Labor has opened a new policy divide, targeting the wealthy, sparking an immediate and furious response from the Turnbull Government.

Treasurer Scott Morrison called the policy “brutal and cruel”, accusing the Opposition of “stealing” tax refunds.

It would, he said, ignite “class warfare”.

The orchestrated government attack came even before Opposition Leader Bill Shorten announced that a Labor Government would cancel refunds to taxpayers who own shares and claim credits on their dividends.

Describing it as a “big, bold economic reform”, Mr Shorten said it would save the Budget just on $60 billion over ten years.

Bill Shorten has touted Labor's new tax proposal as "big, bold economic reform". (AAP)

“The current system is weighted to the wealthy and big business,” Mr Shorten said.

“It’s not sustainable.
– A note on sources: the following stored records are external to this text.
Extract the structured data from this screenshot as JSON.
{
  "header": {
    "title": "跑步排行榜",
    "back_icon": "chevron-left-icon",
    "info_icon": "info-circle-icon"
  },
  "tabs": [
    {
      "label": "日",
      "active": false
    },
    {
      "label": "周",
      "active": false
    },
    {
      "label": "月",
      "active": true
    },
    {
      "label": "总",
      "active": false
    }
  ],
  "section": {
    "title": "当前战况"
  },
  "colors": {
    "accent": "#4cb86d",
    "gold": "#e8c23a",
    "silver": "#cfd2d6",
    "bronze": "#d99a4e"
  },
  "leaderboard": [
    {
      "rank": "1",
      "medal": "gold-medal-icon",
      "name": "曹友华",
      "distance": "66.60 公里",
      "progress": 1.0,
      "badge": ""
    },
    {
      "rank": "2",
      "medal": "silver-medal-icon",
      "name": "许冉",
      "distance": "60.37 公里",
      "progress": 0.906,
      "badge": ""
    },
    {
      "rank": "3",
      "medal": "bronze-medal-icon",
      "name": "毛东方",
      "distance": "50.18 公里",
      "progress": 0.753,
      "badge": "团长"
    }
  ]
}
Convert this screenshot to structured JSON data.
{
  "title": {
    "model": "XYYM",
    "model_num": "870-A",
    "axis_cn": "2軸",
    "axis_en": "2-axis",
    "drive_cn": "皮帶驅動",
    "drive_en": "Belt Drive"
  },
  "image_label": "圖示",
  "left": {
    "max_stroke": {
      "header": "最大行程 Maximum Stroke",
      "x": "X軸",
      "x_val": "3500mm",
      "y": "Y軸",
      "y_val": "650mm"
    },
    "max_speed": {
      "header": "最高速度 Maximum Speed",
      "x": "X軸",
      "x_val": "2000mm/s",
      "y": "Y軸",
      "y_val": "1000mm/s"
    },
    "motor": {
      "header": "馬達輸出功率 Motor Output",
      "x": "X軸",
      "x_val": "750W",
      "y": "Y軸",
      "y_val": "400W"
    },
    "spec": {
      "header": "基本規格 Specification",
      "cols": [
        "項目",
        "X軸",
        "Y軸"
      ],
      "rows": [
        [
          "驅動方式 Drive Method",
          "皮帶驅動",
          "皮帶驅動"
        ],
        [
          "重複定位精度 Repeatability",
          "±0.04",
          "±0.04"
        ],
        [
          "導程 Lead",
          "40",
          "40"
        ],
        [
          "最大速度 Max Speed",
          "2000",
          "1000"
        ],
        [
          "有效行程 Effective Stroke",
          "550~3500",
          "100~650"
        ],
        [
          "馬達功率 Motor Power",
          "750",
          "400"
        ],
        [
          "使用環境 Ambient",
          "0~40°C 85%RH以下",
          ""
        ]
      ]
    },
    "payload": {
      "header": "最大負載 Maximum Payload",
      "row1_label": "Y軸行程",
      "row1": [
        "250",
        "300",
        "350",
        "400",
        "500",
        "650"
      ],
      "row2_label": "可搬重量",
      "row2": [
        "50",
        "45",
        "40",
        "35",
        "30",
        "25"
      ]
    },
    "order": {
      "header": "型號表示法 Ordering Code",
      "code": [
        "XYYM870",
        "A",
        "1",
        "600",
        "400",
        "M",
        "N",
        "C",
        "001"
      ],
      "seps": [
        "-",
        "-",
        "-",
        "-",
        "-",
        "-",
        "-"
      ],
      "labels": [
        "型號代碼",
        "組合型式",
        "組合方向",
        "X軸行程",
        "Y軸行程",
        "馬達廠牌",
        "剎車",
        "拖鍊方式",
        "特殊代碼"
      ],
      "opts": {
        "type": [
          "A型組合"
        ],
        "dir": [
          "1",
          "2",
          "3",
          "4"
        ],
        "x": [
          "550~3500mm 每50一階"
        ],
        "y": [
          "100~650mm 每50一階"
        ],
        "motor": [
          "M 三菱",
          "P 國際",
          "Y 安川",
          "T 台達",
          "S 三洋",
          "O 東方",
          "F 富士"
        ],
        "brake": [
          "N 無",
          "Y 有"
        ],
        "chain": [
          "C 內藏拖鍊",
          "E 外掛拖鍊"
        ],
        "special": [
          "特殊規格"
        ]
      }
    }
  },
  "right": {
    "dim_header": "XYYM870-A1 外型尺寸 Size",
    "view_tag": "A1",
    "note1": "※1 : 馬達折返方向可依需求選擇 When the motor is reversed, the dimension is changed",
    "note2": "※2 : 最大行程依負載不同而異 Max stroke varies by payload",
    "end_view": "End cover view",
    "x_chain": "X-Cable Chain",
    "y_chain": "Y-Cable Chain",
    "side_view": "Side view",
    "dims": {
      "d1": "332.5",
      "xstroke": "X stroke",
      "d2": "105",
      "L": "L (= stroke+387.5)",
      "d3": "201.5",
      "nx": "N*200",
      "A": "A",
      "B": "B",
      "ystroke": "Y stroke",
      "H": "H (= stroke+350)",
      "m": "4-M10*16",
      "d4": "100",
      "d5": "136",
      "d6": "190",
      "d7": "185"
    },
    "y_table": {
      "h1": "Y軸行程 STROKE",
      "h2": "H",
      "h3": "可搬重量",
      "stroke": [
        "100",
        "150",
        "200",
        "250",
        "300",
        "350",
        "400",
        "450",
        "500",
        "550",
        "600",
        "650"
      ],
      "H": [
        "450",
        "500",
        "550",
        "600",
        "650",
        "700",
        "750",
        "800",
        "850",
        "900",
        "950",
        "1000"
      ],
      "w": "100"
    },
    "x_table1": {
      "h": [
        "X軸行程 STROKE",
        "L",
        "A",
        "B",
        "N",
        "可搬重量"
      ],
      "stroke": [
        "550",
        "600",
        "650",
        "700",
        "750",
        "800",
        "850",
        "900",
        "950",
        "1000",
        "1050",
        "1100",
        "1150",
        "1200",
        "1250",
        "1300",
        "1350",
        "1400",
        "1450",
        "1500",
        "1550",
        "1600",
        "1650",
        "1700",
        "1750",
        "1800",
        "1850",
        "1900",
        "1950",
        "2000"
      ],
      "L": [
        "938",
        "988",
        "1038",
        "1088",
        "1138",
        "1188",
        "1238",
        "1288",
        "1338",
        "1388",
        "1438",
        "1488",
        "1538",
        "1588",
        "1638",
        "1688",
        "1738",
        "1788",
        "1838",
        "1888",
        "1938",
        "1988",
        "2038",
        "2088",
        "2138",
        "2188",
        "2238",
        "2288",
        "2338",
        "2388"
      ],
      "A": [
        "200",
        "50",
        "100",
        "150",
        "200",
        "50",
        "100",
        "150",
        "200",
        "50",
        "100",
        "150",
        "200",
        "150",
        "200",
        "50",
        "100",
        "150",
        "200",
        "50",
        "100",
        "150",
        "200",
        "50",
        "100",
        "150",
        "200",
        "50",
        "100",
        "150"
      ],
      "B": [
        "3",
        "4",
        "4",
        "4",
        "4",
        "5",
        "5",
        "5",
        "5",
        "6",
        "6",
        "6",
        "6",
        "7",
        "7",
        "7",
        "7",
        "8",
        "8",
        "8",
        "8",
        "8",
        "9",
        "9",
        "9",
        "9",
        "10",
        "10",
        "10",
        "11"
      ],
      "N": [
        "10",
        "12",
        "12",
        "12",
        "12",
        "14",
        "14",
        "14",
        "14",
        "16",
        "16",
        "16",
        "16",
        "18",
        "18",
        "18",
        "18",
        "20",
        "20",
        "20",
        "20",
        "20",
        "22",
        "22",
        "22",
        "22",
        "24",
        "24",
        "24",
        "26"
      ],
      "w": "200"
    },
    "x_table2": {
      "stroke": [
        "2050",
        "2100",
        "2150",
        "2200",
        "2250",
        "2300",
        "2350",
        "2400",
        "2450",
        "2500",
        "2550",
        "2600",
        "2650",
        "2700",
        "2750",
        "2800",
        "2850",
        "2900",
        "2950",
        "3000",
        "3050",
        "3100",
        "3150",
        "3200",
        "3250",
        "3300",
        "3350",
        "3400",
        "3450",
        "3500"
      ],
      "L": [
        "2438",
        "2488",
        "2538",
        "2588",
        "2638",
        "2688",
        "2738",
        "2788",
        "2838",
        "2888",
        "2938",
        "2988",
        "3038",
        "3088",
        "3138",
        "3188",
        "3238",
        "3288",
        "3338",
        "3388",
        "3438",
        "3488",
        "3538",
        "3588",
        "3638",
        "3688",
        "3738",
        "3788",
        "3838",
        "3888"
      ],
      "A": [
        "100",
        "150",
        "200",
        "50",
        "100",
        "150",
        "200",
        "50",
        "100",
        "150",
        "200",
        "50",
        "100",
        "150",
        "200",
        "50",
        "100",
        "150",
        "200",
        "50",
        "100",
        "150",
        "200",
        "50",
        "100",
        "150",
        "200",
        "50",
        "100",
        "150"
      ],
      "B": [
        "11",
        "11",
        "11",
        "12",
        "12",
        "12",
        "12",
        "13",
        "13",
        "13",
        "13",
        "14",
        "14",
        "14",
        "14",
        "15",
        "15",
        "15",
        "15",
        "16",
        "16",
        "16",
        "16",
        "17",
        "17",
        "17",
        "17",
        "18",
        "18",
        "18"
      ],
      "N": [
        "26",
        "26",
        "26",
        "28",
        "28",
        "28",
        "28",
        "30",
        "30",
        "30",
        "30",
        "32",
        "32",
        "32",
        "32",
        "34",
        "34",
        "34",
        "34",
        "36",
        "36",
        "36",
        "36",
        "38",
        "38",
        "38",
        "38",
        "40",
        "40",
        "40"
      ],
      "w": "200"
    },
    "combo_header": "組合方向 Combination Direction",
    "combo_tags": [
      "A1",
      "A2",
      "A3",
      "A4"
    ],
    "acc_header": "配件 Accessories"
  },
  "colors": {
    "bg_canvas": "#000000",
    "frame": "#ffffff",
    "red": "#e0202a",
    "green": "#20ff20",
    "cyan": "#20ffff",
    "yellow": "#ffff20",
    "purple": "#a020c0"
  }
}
It’s not fair.

“Mr Morrison can run all the scare campaigns he likes.”

Opposition Leader Bill Shorten and Shadow Treasurer Chris Bowen announced the tax overhaul in Sydney today. (AAP)

He said the changes would improve the Budget bottom line and allow Labor to provide tax relief for low and middle income families.

The latest front in Labor’s attack on the wealthy follows announced planned changes to negative gearing and limits to capital gains tax concessions.

But Mr Morrison said the change would take Labor’s tax burden to over $200 billion.

“There are no holds barred,” he said.

Mathias Cormann and Scott Morrison (AAP)

“Everything you earn is up for grabs.”

Mathias Cormann called it “shifty” and a “shameless attack” on pensioners and self-funded retirees on low incomes.

It was, he said, a “massive tax grab”.

“Whatever way Bill Shorten tries to dress it up, this is a tax hit,” he said.

Shadow Treasurer, Chris Bowen, said less than one percent of full pensioners, and 92 percent of taxpayers generally, would be not affected.

Labor says the current system, set up by the Howard Government, cost the Budget just on $6 billion a year now, and would rise to $8 billion a year.

Bill Shorten also announced new write offs for businesses that invest in Australia.